Voices of Travelers

La descente de la Route de la Mort en VTT : l'essentiel en 1 jour

Synthèse des carnets de voyage : comment se déroule vraiment la descente cycliste la plus célèbre de Bolivie, et les pièges à éviter pour en profiter en sécurité.

1 jourNature
Cyclistes descendant la piste en terre de la Route de la Mort à flanc de ravin
La piste étroite surplombant les vallées des Yungas.

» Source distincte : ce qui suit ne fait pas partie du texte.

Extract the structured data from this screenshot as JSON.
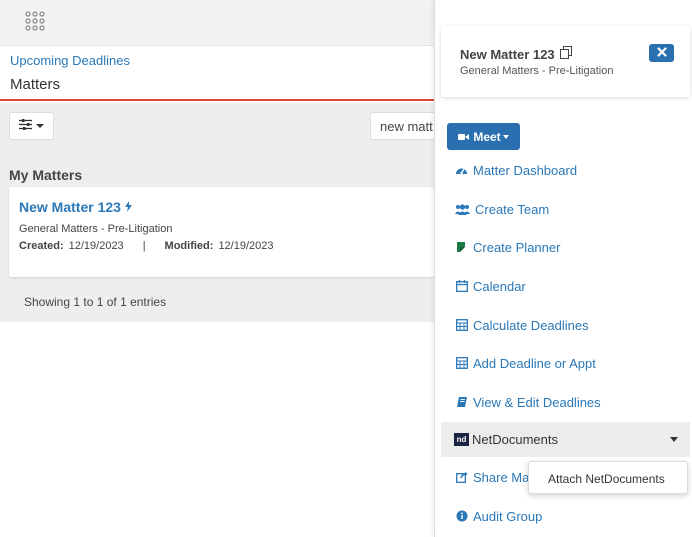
{
  "header": {
    "apps_icon": "grid-dots-icon"
  },
  "breadcrumb": {
    "link": "Upcoming Deadlines",
    "title": "Matters"
  },
  "toolbar": {
    "filter_icon": "sliders-icon",
    "search_value": "new matt"
  },
  "section": {
    "title": "My Matters"
  },
  "matter_card": {
    "title": "New Matter 123",
    "subtitle": "General Matters - Pre-Litigation",
    "created_label": "Created:",
    "created_value": "12/19/2023",
    "separator": "|",
    "modified_label": "Modified:",
    "modified_value": "12/19/2023"
  },
  "table_info": {
    "showing": "Showing 1 to 1 of 1 entries"
  },
  "panel": {
    "title": "New Matter 123",
    "subtitle": "General Matters - Pre-Litigation",
    "meet_label": "Meet",
    "menu": [
      {
        "label": "Matter Dashboard",
        "icon": "dashboard-icon"
      },
      {
        "label": "Create Team",
        "icon": "users-icon"
      },
      {
        "label": "Create Planner",
        "icon": "planner-icon"
      },
      {
        "label": "Calendar",
        "icon": "calendar-icon"
      },
      {
        "label": "Calculate Deadlines",
        "icon": "calculator-icon"
      },
      {
        "label": "Add Deadline or Appt",
        "icon": "calculator-icon"
      },
      {
        "label": "View & Edit Deadlines",
        "icon": "book-icon"
      }
    ],
    "netdocs": {
      "logo": "nd",
      "label": "NetDocuments"
    },
    "share_label": "Share Ma",
    "audit_label": "Audit Group",
    "dropdown_item": "Attach NetDocuments"
  },
  "colors": {
    "link": "#2a78b8",
    "primary": "#2a6fb0",
    "accent_line": "#e0433a"
  }
}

La descente de la fameuse Ruta de la Muerte (route des Yungas) est l’une des activités les plus documentées par les voyageurs de passage à La Paz. Sur une soixantaine de kilomètres, on passe des sommets andins balayés par le vent à la chaleur étouffante de la forêt amazonienne. Si l’idée de dévaler une piste en terre à flanc de ravin peut intimider, la lecture des carnets de voyage révèle une expérience très encadrée, où le vrai défi est d’abord matériel et météorologique.

Ce qui fait consensus

  • Le choix de l’agence est vital. Presque tous les récits insistent : ce n’est pas l’endroit pour faire des économies. Un VTT tout suspendu avec des freins hydrauliques impeccables fait la différence entre une descente agréable et un calvaire crispé sur le guidon.
  • La technique de l’oignon. On commence la journée par des températures proches de zéro, et on la termine en t-shirt par 25 °C dans l’humidité tropicale. Prévoir plusieurs couches faciles à enlever est un conseil qui revient partout.
  • Rouler à gauche. Règle unique en Bolivie pour cette piste précise : on roule côté ravin. Cela permet aux rares véhicules montants de serrer la paroi rocheuse pour croiser en sécurité.
fait l’unanimité · sur l’importance du matériel

Les essentiels, lieu par lieu

La Cumbre (4 700 m). Le point de départ, à une heure de route de La Paz. Les voyageurs décrivent un environnement minéral, souvent plongé dans un vent glacial, voire la neige. La première portion se fait sur une route asphaltée : beaucoup notent que c’est idéal pour s’habituer au vélo, mais préviennent qu’il faut y cohabiter avec les camions et les bus.

L’entrée de la piste en terre (Unduavi). Après une vingtaine de kilomètres, l’asphalte s’arrête. C’est ici que commence la véritable « route de la mort ». La plupart des cyclistes signalent qu’il faut s’acquitter d’une taxe d’entrée pour le parc, rarement incluse dans le prix payé à l’agence.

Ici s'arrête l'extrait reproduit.